Example standard for finding and reading a specific Knowledge Base file:

Required tools:
- List Knowledge Base Files (`consultant_list_kb_files`)
- Read Knowledge Base File Lines (`consultant_get_context_obj_lines`)

Parameter requirements:
- `list_kb_files.pattern` should target the expected file name or path.
- `get_context_obj_lines.knowledge_node_id` should come from the file list result.
- The requested line range should be narrow enough to inspect the relevant section.

Result requirements:
- The file result should contain the policy, procedure, or source section needed to answer.

Final answer requirements:
- The response should use the file content, not only general knowledge.

Example standard for web research:

Required tools:
- Search Web (`consultant_search_web`)
- Fetch Web Page Content (`consultant_fetch_web_content`) when a search result must be opened before answering

Parameter requirements:
- The search question and keywords should match the user's requested topic.
- The fetched URL should come from a relevant search result.

Result requirements:
- The fetched content should contain evidence for the final answer.

Final answer requirements:
- The response should not claim facts that are missing from the fetched content.

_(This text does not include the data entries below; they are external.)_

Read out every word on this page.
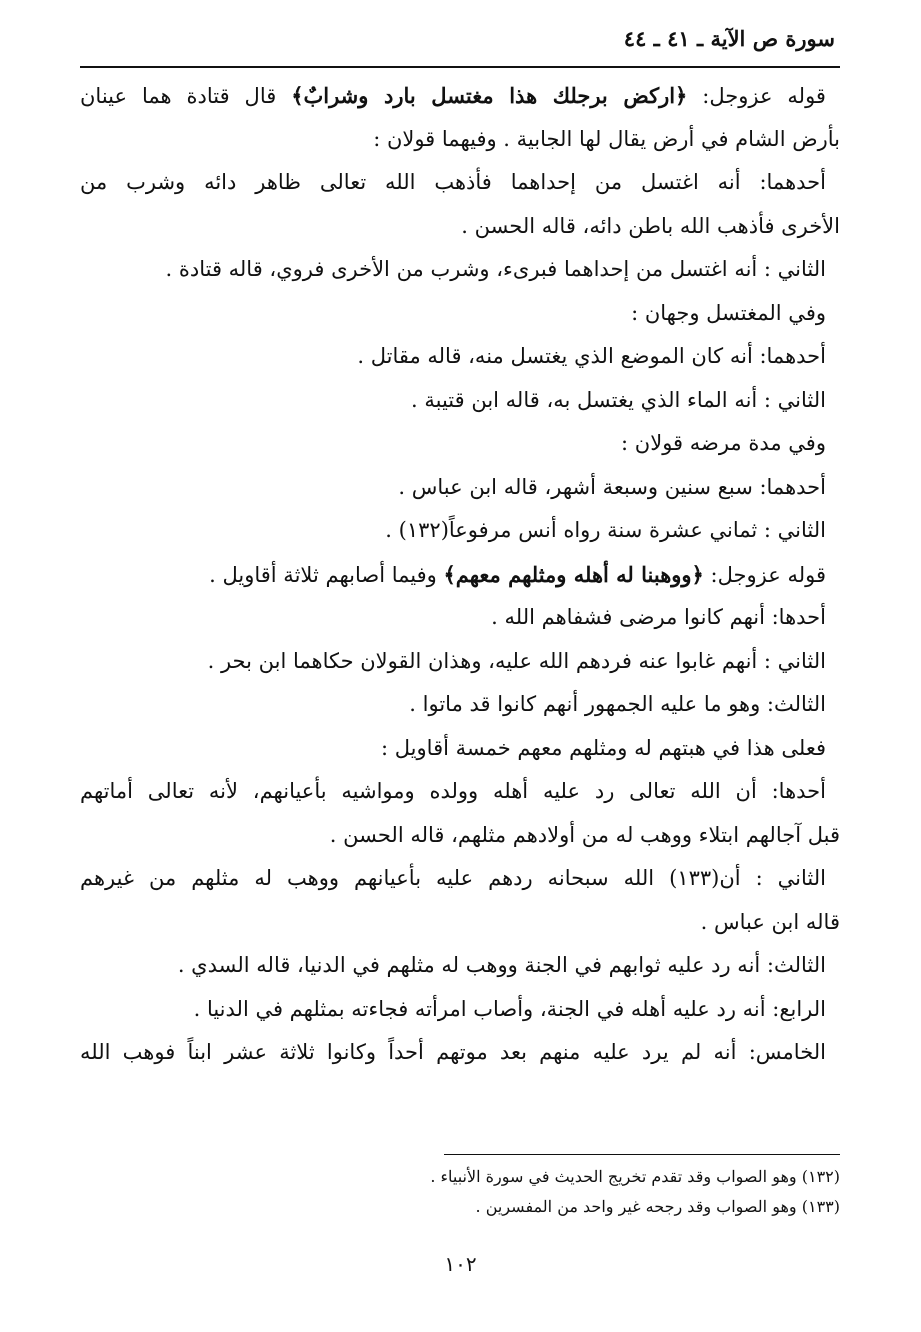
سورة ص الآية ـ ٤١ ـ ٤٤
قوله عزوجل: ﴿اركض برجلك هذا مغتسل بارد وشرابٌ﴾ قال قتادة هما عينان
بأرض الشام في أرض يقال لها الجابية . وفيهما قولان :
أحدهما: أنه اغتسل من إحداهما فأذهب الله تعالى ظاهر دائه وشرب من
الأخرى فأذهب الله باطن دائه، قاله الحسن .
الثاني : أنه اغتسل من إحداهما فبرىء، وشرب من الأخرى فروي، قاله قتادة .
وفي المغتسل وجهان :
أحدهما: أنه كان الموضع الذي يغتسل منه، قاله مقاتل .
الثاني : أنه الماء الذي يغتسل به، قاله ابن قتيبة .
وفي مدة مرضه قولان :
أحدهما: سبع سنين وسبعة أشهر، قاله ابن عباس .
الثاني : ثماني عشرة سنة رواه أنس مرفوعاً(١٣٢) .
قوله عزوجل: ﴿ووهبنا له أهله ومثلهم معهم﴾ وفيما أصابهم ثلاثة أقاويل .
أحدها: أنهم كانوا مرضى فشفاهم الله .
الثاني : أنهم غابوا عنه فردهم الله عليه، وهذان القولان حكاهما ابن بحر .
الثالث: وهو ما عليه الجمهور أنهم كانوا قد ماتوا .
فعلى هذا في هبتهم له ومثلهم معهم خمسة أقاويل :
أحدها: أن الله تعالى رد عليه أهله وولده ومواشيه بأعيانهم، لأنه تعالى أماتهم
قبل آجالهم ابتلاء ووهب له من أولادهم مثلهم، قاله الحسن .
الثاني : أن(١٣٣) الله سبحانه ردهم عليه بأعيانهم ووهب له مثلهم من غيرهم
قاله ابن عباس .
الثالث: أنه رد عليه ثوابهم في الجنة ووهب له مثلهم في الدنيا، قاله السدي .
الرابع: أنه رد عليه أهله في الجنة، وأصاب امرأته فجاءته بمثلهم في الدنيا .
الخامس: أنه لم يرد عليه منهم بعد موتهم أحداً وكانوا ثلاثة عشر ابناً فوهب الله
(١٣٢) وهو الصواب وقد تقدم تخريج الحديث في سورة الأنبياء .
(١٣٣) وهو الصواب وقد رجحه غير واحد من المفسرين .
١٠٢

Example standard for routing to another agent:

Required tool:
- Call Agent (`consultant_call_agent`)

Parameter requirements:
- `agent_name` should match the specialist agent responsible for the request.
- `query` should include the user's key need and enough context for the specialist agent.

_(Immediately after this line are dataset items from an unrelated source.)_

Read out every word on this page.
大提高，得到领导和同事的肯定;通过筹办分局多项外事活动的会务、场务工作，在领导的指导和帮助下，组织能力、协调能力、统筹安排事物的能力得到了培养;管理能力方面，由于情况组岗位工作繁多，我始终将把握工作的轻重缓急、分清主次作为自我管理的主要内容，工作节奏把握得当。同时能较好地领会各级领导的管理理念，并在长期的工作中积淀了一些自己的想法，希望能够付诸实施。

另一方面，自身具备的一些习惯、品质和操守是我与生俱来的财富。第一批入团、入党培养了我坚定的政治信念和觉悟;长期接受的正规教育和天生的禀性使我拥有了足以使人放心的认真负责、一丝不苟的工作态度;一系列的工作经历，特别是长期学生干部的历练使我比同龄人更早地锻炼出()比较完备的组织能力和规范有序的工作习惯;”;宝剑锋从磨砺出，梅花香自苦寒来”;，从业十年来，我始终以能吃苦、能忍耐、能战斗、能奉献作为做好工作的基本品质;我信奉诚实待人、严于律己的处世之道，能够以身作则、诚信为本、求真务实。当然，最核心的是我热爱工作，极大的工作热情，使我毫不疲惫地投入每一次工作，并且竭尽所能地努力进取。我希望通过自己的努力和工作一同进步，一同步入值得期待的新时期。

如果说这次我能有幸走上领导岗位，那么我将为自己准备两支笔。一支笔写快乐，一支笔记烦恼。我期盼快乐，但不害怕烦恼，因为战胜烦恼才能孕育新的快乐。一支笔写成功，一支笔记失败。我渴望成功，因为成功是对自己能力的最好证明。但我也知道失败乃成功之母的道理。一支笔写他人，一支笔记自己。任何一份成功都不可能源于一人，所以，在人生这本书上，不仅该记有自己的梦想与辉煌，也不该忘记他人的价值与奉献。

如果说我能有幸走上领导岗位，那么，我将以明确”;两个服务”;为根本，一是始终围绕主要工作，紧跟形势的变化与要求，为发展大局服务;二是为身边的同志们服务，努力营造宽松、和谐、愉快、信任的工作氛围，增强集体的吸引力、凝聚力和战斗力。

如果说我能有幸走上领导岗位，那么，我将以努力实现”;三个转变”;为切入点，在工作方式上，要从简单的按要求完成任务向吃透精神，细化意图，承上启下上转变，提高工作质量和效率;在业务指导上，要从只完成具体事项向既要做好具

Final answer requirements:
- The response should use the specialist agent's result or clearly explain the handoff outcome.

Step 4: Run `Test Suite` against the version you want to trust

Once the case set is ready, run Test Suite on the current working version.

You are looking for two things:

does the fixed case now pass
did any previously strong case become worse

Comparing results in Test Suite after changes

Step 5: Fix the agent and rerun until the important cases are stable

When a case fails, map it to one concrete change:

rewrite a rule in Instructions
tighten a tool's When to Use
move missing knowledge into Knowledge Base or Instructions
change the handoff boundary between agents

Then rerun the same case set. The point is not to chase a perfect score everywhere. The point is to keep important behavior stable before release.

Practical rules for operators

Start with a small set of high-value cases, not a giant spreadsheet.
Protect the failures that affect trust, routing quality, or costly handoff mistakes first.
Prefer real user language over invented QA phrasing.
Add a case as soon as you say, We should never miss this again.

When to publish

Publish when the version now does what you need on the important cases and does not regress the behaviors you already trust.

That is the real job of evaluations: not scoring for its own sake, but creating evidence that a release is safer than the last one.